先刻の戦闘のために異形に変えたままのその爪が、彼女の頬を掠める。
姫様はナイフのようなわたくしの爪を受け入れるように、望むように見えた。
まるで祈るように。懇願するように。
——違う。そうではないのよ。
そしてわたくしは、絶命した。
Ψ
~『学者』~
半身を失い今まさに息絶えようとする女型の魔人は、その美しい顔をまさに悪魔のごとく恐ろしい形相に歪め、蒼い血を吐きながら、場違いなドレス姿の魔人を呪った。
呪いながら、つい先刻私たちの仲間を紙切れのように切り裂いたその鋭い爪を、今度はドレス姿の魔人の顔へと伸ばした。
私は、その爪がいともたやすく女の頬と目を抉る光景を予想してしまった。
黒いドレスを着た魔人のほうも、それを避ける風もなく、むしろそうであってほしいと、望んでいるように見えたのは、私の錯覚だろうか。

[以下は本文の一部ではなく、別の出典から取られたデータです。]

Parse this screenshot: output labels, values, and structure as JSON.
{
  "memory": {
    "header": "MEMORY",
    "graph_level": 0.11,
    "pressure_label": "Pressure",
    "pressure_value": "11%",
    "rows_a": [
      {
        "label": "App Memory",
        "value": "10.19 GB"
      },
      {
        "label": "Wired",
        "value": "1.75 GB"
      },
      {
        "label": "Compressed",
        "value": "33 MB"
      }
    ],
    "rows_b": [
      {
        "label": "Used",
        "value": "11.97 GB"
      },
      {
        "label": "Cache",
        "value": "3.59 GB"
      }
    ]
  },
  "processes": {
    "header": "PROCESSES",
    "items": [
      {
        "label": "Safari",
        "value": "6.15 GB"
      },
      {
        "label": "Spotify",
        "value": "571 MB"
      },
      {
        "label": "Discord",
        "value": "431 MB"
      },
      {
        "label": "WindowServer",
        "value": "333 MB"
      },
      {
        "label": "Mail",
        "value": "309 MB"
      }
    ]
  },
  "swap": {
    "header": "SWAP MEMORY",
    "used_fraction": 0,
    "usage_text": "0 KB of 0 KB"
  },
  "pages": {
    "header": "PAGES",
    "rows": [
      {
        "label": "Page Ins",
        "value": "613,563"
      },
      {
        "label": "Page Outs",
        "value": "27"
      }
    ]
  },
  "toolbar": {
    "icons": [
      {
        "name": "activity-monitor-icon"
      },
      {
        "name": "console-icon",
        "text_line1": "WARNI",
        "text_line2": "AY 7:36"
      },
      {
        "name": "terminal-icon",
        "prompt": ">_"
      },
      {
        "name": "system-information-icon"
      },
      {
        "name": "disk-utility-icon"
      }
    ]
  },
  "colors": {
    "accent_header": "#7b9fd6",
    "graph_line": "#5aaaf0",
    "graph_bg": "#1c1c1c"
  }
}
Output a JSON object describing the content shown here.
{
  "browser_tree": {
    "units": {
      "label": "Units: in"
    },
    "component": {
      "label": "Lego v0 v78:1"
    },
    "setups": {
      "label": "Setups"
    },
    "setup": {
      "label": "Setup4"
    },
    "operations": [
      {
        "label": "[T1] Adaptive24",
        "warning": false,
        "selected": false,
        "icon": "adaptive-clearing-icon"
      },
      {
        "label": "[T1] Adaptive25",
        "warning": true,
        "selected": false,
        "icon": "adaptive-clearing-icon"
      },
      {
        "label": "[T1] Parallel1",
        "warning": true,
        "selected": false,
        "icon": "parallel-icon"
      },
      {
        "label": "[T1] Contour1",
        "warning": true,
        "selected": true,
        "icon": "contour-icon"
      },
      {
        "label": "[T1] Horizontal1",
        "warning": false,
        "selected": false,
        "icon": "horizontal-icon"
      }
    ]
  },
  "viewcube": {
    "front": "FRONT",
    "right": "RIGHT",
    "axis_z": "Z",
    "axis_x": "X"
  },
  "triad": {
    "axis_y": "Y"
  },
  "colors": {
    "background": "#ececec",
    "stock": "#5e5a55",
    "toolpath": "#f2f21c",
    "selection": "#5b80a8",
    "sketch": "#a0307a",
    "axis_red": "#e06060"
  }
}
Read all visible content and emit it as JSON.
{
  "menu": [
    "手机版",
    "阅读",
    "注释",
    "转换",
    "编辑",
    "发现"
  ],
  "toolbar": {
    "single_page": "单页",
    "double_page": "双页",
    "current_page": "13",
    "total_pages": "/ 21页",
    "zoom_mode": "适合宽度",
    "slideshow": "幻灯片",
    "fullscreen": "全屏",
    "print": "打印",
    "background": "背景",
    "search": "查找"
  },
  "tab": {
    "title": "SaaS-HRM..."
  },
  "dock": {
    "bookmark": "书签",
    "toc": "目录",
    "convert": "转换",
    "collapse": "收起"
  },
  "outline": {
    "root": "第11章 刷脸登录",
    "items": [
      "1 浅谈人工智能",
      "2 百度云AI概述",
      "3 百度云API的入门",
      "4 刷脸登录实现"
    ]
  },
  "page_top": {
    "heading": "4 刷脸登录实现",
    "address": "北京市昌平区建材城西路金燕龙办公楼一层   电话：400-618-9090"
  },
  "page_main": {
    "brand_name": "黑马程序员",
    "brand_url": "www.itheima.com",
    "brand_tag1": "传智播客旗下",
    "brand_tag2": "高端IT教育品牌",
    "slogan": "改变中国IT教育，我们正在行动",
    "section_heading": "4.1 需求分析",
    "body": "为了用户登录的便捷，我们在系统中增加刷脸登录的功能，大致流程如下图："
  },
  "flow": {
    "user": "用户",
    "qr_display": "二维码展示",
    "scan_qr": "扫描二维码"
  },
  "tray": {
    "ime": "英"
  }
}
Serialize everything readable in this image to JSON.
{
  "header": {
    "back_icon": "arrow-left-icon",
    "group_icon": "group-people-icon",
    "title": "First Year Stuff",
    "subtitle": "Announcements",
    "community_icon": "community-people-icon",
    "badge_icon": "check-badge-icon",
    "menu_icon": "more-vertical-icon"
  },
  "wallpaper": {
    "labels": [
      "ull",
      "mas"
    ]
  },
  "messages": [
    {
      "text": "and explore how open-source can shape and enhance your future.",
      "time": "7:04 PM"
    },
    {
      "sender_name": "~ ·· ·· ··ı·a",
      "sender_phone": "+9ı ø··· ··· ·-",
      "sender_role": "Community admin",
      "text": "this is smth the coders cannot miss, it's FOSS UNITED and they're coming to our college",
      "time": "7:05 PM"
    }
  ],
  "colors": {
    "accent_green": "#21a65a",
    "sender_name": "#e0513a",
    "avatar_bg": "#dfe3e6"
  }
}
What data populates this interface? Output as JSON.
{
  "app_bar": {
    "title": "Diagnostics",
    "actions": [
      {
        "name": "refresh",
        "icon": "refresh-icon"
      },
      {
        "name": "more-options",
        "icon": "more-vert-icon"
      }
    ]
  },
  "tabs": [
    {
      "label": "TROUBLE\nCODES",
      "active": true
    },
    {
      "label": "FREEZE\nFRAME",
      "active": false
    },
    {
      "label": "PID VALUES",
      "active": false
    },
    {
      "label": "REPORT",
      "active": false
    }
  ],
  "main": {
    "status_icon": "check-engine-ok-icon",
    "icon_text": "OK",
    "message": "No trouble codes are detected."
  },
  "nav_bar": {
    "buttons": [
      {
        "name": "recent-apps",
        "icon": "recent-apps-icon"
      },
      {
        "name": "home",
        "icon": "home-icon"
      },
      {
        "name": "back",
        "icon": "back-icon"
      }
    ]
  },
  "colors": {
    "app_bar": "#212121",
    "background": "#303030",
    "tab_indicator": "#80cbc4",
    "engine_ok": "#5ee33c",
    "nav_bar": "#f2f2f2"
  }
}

しかし、半身を失った魔人の左腕は、彼女の頬に触れる直前でふと糸が切れたように力を失い、地に落ちた。
そして、二度と動かなくなった。
その瞬間、ドレスの魔人がまるで最後の望みが断たれたかのような顔をしたのを、私は今でも鮮明に覚えている。
その後、彼女の絶叫が十六夜の月の下でいつまでも響き渡った。